Босые ноги коснулись мягкого, дорогого ковра. Она подошла к иллюминатору и прижалась лбом к холодному стеклу. За ним была непроглядная ночь, без единого огонька на горизонте. Только океан, только волны, только небо с редкими звёздами, которые то появлялись между облаками, то снова исчезали.
Она хотела туда.
Не именно туда — не в темную воду, нет. Просто вовне. За горизонт. Туда, где не было ни расписаний, ни договоренностей, ни столов на восемь персон с тремя видами вилок. Туда, где можно было идти просто потому, что хочется идти, и смотреть просто потому, что интересно смотреть, и полностью быть собой. Без этой постоянной внутренней собранности, без бесконечного контроля над каждым словом и каждым жестом.
Она хотела мир.
Весь, целиком, без купюр — грубый, шумный, непредсказуемый и главное живой. Хотела библиотеки в чужих городах, рынки с незнакомыми запахами и разговоры с людьми, которые думают не так, как она. Хотела садиться в поезда без расписания и просыпаться в местах, которые еще вчера были лишь названиями на карте. Хотела уставать от настоящего, а не от светских ужинов и не от необходимости правильно держать бокал, а от чего-то живого, от чего-то важного.
Вместо этого — Белламионик. Первый класс. Беллатрикс Блэк.
Гермиона отошла от иллюминатора и снова легла.
Смотрела в потолок. Считала про себя. Слушала, как дышит мать. Думала кругами, как всегда, когда не могла остановиться, об одном и том же, разными словами, с разных сторон, каждый раз приходя к одному и тому же выводу, из которого не было выхода, потому что выход был предрешен ещё до того, как она поднялась на борт.
Девушка ворочалась.
Переворачивала подушку на холодную сторону.

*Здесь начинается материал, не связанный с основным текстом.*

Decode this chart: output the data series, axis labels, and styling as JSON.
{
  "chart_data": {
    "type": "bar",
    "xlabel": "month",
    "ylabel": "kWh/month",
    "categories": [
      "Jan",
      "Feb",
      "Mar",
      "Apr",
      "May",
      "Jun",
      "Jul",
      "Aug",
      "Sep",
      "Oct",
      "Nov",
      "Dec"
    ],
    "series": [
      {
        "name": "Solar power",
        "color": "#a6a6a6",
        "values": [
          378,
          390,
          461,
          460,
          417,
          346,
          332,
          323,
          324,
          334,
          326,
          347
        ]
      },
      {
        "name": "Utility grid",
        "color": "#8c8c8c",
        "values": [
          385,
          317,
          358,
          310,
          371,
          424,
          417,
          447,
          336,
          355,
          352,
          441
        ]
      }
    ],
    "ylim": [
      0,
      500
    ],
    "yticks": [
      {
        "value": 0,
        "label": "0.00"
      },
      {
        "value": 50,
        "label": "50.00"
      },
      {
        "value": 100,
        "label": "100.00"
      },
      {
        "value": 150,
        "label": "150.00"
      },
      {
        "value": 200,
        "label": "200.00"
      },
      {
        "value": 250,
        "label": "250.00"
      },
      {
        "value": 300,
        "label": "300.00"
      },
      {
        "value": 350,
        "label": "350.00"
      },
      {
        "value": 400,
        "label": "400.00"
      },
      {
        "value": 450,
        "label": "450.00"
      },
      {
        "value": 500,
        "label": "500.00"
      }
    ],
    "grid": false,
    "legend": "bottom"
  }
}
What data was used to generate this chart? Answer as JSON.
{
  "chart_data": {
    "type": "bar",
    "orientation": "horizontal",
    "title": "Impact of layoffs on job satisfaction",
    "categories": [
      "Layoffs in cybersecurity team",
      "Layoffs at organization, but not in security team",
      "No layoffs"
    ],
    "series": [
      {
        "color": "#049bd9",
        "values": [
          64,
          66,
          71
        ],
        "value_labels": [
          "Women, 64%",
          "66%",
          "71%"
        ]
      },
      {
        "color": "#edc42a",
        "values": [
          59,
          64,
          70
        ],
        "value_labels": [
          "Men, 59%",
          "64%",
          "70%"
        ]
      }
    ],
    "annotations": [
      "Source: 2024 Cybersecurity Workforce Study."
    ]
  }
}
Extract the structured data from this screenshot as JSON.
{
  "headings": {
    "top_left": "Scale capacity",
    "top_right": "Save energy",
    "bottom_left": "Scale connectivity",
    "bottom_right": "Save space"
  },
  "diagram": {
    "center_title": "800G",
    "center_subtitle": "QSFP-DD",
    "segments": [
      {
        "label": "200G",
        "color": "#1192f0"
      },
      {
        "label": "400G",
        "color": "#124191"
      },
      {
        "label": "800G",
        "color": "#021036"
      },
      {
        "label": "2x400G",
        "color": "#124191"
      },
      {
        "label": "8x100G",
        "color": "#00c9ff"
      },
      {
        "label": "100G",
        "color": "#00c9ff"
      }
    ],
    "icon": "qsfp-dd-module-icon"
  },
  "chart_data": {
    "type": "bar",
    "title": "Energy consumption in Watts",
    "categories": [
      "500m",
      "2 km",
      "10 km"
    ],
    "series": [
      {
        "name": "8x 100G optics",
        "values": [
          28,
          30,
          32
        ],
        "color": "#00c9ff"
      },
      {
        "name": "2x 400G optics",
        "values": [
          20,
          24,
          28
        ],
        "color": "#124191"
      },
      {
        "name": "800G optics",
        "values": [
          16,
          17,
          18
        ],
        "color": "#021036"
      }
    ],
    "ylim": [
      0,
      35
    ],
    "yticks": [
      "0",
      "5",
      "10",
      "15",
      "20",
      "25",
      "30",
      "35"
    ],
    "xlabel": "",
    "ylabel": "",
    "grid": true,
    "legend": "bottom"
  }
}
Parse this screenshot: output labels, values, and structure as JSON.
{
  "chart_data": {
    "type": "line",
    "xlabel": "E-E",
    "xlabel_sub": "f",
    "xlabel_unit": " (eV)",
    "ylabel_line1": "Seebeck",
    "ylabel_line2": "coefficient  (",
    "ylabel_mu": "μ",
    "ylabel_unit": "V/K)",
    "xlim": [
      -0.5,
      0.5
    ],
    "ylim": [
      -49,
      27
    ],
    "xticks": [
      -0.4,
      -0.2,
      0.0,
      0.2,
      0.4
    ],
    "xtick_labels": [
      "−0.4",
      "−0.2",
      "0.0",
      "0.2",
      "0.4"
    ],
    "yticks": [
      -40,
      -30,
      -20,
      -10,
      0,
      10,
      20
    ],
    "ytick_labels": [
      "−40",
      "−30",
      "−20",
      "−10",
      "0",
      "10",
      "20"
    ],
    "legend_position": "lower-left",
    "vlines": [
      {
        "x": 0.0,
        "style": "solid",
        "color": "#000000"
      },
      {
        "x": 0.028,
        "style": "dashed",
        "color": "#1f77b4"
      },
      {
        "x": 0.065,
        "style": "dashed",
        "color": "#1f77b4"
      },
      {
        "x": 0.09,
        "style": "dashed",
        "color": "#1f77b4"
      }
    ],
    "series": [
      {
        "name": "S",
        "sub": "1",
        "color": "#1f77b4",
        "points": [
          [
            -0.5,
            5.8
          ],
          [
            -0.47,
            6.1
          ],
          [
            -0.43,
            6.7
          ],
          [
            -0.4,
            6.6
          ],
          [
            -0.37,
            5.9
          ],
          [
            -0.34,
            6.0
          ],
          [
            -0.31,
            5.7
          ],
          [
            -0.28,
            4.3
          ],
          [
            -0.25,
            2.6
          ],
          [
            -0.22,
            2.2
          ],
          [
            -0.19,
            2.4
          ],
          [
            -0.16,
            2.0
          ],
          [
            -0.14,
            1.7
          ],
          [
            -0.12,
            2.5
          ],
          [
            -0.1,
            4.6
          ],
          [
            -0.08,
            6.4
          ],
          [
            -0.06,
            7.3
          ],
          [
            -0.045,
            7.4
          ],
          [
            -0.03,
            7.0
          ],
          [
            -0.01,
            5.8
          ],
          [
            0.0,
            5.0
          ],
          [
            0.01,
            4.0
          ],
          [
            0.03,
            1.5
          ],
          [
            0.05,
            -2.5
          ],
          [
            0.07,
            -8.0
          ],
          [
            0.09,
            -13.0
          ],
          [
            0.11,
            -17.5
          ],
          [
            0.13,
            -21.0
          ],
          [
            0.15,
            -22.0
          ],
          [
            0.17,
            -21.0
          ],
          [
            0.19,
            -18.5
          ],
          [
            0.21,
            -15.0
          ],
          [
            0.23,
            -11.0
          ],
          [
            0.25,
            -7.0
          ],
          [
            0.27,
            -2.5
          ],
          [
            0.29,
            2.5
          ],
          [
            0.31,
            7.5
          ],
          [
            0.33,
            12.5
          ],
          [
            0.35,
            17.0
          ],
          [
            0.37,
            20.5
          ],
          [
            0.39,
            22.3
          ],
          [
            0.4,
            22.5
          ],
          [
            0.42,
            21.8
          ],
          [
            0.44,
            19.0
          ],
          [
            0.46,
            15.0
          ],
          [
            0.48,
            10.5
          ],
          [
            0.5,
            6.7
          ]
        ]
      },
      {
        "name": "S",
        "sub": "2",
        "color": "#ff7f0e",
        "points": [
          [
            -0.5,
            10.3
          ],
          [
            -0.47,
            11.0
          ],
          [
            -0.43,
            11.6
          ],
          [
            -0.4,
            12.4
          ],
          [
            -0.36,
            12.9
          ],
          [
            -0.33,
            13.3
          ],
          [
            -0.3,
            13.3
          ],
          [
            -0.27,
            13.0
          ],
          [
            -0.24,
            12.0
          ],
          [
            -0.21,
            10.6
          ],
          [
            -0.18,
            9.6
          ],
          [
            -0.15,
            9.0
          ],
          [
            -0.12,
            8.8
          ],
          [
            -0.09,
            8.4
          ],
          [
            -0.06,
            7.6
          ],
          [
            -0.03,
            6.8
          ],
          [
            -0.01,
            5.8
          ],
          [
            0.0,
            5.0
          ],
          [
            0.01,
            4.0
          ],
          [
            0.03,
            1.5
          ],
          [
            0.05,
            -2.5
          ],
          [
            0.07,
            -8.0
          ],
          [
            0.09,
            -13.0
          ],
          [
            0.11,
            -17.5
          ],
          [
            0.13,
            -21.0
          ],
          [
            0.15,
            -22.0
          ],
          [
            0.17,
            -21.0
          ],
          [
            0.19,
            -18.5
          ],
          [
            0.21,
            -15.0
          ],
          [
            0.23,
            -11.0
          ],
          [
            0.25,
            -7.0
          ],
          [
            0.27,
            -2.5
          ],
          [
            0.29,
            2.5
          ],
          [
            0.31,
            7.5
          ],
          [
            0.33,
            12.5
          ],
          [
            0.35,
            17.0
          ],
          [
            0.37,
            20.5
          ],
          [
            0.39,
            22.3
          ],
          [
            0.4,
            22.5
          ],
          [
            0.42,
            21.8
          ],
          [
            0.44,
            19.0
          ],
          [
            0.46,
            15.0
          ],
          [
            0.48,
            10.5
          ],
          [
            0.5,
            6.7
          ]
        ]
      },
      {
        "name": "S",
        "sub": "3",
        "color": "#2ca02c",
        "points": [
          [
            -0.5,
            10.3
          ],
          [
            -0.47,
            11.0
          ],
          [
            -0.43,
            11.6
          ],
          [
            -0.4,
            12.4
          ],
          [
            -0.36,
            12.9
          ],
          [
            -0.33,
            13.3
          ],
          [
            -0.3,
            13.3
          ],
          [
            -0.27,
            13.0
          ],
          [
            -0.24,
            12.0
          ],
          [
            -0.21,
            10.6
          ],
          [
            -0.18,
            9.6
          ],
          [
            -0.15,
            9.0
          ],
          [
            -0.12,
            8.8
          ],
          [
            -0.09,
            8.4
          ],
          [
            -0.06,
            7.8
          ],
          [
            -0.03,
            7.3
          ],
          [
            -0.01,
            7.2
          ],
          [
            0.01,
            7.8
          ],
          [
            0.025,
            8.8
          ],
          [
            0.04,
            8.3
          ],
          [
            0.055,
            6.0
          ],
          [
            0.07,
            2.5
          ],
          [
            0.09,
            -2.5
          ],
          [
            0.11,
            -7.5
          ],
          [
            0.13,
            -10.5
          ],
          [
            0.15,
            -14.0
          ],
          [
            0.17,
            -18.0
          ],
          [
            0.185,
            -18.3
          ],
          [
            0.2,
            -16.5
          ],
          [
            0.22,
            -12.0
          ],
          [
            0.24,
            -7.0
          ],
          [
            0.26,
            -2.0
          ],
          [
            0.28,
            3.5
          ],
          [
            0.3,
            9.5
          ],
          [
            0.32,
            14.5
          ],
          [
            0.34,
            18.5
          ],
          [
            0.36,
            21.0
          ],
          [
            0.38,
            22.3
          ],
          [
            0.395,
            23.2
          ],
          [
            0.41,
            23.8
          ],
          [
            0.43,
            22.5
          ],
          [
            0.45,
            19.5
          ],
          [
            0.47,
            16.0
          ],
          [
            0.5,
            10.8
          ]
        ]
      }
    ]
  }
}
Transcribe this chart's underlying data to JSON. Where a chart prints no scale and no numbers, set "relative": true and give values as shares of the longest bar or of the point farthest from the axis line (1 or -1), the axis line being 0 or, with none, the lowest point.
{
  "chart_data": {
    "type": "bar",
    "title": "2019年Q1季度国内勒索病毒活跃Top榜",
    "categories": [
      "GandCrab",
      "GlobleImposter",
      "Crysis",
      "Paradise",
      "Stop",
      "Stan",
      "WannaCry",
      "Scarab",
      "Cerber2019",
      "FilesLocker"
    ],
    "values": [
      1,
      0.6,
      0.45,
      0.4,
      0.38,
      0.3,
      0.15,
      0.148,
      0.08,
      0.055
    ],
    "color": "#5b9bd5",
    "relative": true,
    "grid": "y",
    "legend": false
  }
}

Снова смотрела в иллюминатор.
Ночь тянулась долго — как все ночи, которые не хочется переживать, нарочито медленно, с каким-то садистским терпением. Гермиона не помнила, задремала ли она хоть на час или нет. Но скорее нет, скорее она просто лежала где-то на границе между мыслями и темнотой, не погружаясь ни в то, ни в другое.
И вот она увидела едва заметную перемену в темноте за стеклом, еще не рассвет, но уже не ночь. Горизонт начал отделяться от неба — тонкой, едва различимой линией, потом чуть четче, потом еще.
Гермиона приподнялась на локте.
Свет появлялся медленно — неохотно, как будто солнце тоже не выспалось и не торопилось. Сначала он был серым, потом чуть потеплел, а затем самый краешек горизонта налился слабым золотом, и этот золотой край отразился в воде длинной дрожащей полосой, и Атлантика из черной вдруг стала темно-синей, а потом серо-голубой.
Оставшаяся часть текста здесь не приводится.